Before you get started you should gather your materials. you're going to need a marker, paper, stuffing, scissors, a needle, thread, and material. What kind of material you use doesn't matter, though different kinds will yield different results. Thicker fabrics like polar fleece will result in chunkier horns, while thinner fabrics like t-shirt material will make more pointed horns. Material that is furry, like cuddle fleece, will hide the thread better, but have a more "messy" look to it. Whatever you choose, it helps if your materials has some stretch to it.
As for your thread, you can use any color you want. I prefer my thread to blend in, but some people use thick, bright thread to make it stand out and add an accent color.
This is mine.

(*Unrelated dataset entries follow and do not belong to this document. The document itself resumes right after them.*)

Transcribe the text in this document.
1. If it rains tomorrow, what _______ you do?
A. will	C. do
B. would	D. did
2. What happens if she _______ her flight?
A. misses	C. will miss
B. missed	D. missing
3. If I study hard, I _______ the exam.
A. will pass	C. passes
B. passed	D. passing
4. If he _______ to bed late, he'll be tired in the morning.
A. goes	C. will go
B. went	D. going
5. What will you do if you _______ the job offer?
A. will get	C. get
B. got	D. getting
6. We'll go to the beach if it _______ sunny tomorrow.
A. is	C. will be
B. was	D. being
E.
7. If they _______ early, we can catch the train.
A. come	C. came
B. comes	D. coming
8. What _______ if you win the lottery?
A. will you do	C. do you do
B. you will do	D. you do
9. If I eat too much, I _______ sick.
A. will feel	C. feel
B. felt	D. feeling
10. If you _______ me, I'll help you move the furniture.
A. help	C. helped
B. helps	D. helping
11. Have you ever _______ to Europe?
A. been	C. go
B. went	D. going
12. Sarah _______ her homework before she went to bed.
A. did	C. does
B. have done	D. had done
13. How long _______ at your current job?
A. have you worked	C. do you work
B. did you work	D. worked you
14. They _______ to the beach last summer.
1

As you can see it's been the victim of a cat attack, but it still works jut fine.
Then sew up the side of it. Make sure you have plenty of leftover string. When you are done, make a knot to finish it off, but don't cut the extra string off.
Then you want to stick the needle back into the horn and poke it through the top so that now the string will be popping out the top of the horn. This can take a couple tries and lots of practice to get it right because unless you have a giant horn, it's hard to see where the needle is going. It will try to get stuck or poke out the side on accident.

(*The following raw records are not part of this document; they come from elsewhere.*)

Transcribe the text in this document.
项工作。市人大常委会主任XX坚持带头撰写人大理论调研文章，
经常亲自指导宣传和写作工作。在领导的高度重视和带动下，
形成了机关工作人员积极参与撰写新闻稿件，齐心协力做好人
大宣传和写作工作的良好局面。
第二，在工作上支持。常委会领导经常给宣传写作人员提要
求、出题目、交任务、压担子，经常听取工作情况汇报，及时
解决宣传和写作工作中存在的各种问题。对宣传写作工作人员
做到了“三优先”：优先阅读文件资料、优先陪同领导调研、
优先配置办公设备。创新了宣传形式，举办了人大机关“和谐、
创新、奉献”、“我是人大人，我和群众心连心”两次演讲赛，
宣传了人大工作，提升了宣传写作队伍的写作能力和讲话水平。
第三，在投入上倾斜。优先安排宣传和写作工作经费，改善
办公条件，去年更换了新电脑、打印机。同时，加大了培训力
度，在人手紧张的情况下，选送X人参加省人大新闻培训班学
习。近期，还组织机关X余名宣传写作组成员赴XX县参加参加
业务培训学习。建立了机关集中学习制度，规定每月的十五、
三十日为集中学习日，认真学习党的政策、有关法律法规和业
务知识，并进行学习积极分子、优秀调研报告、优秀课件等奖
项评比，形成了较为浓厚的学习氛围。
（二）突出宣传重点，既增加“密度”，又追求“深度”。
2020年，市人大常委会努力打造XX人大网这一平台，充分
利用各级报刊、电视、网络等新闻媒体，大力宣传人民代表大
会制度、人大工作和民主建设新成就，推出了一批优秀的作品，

If you are really struggling, you can just say forget it and cut the string. However, it will mean you will need to start your spiral at the bottom and tie your horn on the top and try to hide the knot, which usually doesn't look as good.
Then you take the thread sticking out of the top of the horn and spiral it around, pulling it tightly as you go. Basically, you want to pull it as tightly as you can without breaking the thread. I usually use two hands for this, but I had to take pictures this time around.
As you go, this will create a nice, pillowy spiral. It sometimes takes a few tries to get it nice and even. If your spirals look lopsided at first, just let go of the thread and let it unravel and start over. No harm done.
When you have it how you want it, carefully poke the needle into the material at the bottom and tie it off. Make sure you don't let go of the thread or let it go slack.
Take your needle and sew in and out around the bottom of the horn. Then pull it tight like a drawstring to shut it. If there's any extra stuffing poking out, just use a super awesome chopstick or pencil to stuff it back in. Then tie it up and you're done! Ta-da!